Personally, I wouldn't bother. I've received gifts I've loved and kept, and I've received gifts I've disliked and either re-gifted or given to a charity shop. This includes personalised stuff.
I've found, the older I've got, the less I seem to want what other people choose for me, or that they're simply ignoring any of the ideas put forward. I love herbal tea, but if someone bought me a tea set, it's likely I'd only use the particular one I like from it and the rest would go to waste - or I'd end up regifting it.
When my husband and I got together, I would get texts from his family every year, birthday and Christmas, to find out what he wanted. This stopped a couple of years ago for some reason, and he's got bags of random stuff from his parents since. I'll point out, it was never expensive stuff he wanted or needed - a pair of slippers, or a book, or some pj bottoms, or a video game, etc.
We've spoken to them about it, but guess work seems to be the new fad. He did get a text from his step mum asking what I'd like for my birthday last year. He gave them the name of a book and nothing else. They ended up giving me two slates to serve hors d'oeuvres on, which is bizarre as we don't host dinner parties ever. We'd honestly rather they save their money, yet year after year there comes the random box of stuff from his dad (including an empty glass bottle, two sets of egg cups, a metal money box, post it notes, a Lego figure and an ugly piece of art work more to his dad's own taste).
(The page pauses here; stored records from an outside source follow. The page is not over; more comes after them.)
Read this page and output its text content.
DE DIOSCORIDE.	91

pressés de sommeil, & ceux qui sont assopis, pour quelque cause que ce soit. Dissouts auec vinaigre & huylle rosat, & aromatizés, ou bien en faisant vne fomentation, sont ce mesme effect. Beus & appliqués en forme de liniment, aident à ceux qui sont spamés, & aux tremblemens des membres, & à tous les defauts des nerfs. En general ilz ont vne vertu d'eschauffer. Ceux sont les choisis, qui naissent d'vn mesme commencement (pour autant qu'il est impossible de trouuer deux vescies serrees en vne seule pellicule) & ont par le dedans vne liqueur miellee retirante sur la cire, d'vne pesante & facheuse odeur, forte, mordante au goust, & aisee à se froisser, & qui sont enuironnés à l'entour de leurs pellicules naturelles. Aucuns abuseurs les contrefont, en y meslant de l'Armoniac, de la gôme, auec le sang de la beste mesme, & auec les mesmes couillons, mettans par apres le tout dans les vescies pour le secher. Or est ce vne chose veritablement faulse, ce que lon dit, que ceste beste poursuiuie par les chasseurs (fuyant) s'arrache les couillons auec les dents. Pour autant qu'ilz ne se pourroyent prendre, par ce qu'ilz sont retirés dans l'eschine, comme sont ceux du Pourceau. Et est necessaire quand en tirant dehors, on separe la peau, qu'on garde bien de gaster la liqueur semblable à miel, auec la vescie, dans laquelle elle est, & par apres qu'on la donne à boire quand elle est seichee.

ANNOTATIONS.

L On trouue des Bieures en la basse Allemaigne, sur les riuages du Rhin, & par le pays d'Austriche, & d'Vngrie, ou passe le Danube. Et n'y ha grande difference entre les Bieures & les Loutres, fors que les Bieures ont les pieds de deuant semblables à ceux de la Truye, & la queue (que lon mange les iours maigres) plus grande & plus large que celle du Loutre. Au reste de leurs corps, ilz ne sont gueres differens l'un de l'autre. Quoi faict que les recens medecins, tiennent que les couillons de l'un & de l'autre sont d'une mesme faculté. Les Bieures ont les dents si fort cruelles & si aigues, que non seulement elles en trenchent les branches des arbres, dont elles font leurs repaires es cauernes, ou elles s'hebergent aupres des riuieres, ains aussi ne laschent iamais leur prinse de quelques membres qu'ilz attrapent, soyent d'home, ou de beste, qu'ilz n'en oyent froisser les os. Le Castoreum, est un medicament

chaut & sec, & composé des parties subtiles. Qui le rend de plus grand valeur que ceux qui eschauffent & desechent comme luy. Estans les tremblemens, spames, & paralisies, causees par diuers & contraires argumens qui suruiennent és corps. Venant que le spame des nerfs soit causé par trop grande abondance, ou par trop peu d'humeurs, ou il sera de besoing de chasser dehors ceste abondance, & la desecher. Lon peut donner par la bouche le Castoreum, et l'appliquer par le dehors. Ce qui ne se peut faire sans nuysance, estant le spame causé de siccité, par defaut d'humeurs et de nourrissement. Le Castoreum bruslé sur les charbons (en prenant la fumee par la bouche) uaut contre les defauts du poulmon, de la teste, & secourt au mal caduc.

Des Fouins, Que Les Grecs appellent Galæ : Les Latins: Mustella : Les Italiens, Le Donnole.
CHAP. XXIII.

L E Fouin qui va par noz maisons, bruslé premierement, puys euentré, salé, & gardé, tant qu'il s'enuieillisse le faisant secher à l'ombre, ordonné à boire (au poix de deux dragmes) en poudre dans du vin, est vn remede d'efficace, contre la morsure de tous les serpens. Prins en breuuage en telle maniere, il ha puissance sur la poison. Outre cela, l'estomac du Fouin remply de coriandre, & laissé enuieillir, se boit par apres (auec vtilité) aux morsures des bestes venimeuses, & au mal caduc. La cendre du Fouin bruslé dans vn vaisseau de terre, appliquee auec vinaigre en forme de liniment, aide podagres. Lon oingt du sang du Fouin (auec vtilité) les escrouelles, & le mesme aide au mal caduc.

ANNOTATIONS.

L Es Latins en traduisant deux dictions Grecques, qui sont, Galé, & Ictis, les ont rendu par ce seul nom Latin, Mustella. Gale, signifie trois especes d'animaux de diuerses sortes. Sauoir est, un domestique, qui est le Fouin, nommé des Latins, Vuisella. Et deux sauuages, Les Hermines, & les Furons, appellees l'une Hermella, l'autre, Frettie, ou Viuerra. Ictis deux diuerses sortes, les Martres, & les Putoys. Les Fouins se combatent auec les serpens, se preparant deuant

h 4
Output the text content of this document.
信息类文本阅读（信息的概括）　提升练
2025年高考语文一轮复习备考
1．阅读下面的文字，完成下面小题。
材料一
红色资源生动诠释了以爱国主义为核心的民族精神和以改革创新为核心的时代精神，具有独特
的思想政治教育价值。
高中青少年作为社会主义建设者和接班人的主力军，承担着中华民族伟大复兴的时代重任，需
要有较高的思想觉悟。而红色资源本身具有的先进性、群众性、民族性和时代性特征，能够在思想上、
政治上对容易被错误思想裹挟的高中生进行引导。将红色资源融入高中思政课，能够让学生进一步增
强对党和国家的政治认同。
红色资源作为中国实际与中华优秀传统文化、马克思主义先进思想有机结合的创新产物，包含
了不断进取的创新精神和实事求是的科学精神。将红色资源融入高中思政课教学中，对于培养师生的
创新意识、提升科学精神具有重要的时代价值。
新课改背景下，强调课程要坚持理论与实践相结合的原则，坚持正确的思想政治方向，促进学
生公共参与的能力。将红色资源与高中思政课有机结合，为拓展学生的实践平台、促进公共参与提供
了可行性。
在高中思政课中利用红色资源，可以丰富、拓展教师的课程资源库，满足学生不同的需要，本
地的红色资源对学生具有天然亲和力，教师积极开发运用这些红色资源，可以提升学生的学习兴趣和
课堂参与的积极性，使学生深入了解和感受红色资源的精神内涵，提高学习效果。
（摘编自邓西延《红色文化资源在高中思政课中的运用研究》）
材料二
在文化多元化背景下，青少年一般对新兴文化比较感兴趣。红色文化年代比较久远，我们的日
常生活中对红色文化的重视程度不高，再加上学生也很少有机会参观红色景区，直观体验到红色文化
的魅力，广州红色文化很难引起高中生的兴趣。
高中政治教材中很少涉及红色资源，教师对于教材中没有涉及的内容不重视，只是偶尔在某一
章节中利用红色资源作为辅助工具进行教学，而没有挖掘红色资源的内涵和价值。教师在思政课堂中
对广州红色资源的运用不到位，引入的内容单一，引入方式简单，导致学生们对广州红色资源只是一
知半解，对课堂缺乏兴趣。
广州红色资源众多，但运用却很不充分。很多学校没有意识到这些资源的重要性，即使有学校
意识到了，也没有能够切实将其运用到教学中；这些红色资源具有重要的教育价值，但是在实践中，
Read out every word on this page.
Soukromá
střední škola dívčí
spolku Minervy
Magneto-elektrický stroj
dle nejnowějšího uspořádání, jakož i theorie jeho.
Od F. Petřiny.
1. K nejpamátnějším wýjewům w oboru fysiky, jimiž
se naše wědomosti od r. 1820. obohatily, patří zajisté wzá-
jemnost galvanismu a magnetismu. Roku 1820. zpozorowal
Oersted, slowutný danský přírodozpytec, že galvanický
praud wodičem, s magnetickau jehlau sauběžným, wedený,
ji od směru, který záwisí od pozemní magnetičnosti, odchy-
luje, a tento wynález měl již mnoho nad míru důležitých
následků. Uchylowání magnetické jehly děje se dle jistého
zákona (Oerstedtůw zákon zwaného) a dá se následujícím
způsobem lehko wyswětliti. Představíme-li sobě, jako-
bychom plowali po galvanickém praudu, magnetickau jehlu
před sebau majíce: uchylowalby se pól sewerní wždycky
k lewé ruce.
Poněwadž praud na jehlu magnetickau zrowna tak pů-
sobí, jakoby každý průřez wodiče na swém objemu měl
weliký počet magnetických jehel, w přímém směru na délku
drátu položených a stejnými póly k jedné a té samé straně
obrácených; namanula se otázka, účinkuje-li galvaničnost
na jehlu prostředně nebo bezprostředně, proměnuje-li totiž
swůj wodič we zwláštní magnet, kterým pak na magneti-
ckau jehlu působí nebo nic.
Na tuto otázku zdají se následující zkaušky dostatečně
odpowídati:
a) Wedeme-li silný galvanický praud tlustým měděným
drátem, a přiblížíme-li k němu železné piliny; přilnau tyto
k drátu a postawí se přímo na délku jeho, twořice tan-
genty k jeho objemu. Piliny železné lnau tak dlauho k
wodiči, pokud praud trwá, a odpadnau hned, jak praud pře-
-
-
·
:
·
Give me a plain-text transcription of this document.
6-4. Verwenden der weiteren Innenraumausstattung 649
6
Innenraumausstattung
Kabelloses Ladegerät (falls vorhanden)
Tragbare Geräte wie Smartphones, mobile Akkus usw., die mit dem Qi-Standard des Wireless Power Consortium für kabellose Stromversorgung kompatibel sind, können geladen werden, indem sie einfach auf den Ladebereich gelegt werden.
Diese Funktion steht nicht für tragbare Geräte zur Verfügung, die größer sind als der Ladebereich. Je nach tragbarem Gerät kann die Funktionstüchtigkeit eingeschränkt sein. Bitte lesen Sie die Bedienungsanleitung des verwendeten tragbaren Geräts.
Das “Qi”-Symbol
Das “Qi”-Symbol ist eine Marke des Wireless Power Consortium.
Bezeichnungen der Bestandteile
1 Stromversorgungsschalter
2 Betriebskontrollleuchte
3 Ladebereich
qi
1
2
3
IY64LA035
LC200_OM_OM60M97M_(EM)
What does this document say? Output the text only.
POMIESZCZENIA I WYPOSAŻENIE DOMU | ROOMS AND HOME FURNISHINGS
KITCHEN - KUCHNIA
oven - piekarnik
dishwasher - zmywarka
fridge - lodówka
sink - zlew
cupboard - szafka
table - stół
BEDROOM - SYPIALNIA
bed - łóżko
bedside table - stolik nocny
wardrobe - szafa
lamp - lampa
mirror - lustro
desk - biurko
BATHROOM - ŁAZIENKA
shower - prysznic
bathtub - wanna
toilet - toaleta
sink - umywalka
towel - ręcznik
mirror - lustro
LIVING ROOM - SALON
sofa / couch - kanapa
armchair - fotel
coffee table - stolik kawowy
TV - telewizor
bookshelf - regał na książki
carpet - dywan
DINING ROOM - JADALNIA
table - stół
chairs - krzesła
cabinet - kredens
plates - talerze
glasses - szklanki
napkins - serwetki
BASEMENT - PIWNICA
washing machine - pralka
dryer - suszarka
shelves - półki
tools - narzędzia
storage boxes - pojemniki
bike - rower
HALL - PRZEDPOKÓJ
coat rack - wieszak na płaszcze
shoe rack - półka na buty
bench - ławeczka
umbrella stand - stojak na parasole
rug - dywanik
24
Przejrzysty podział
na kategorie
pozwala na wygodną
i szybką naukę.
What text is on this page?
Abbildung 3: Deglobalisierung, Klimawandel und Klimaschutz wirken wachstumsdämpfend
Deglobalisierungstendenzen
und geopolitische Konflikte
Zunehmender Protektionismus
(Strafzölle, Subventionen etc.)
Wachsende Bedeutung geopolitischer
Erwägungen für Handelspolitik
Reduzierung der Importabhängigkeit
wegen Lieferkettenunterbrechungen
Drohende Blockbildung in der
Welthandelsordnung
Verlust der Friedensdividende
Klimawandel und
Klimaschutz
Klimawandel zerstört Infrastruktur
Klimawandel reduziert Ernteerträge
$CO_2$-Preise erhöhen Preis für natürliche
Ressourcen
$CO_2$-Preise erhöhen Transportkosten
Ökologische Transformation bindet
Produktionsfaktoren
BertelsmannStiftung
None of it is useful or wanted and just clutters up the place, but his dad still believes all of those things are extremely useful or cool. If they had our names on, they'd still go to the charity shop. It makes us feel awful because we want to be grateful, but as you know from being given your coffee gift back, it's hard to be grateful for something you don't like and won't use - doubly so when you bought it for someone else!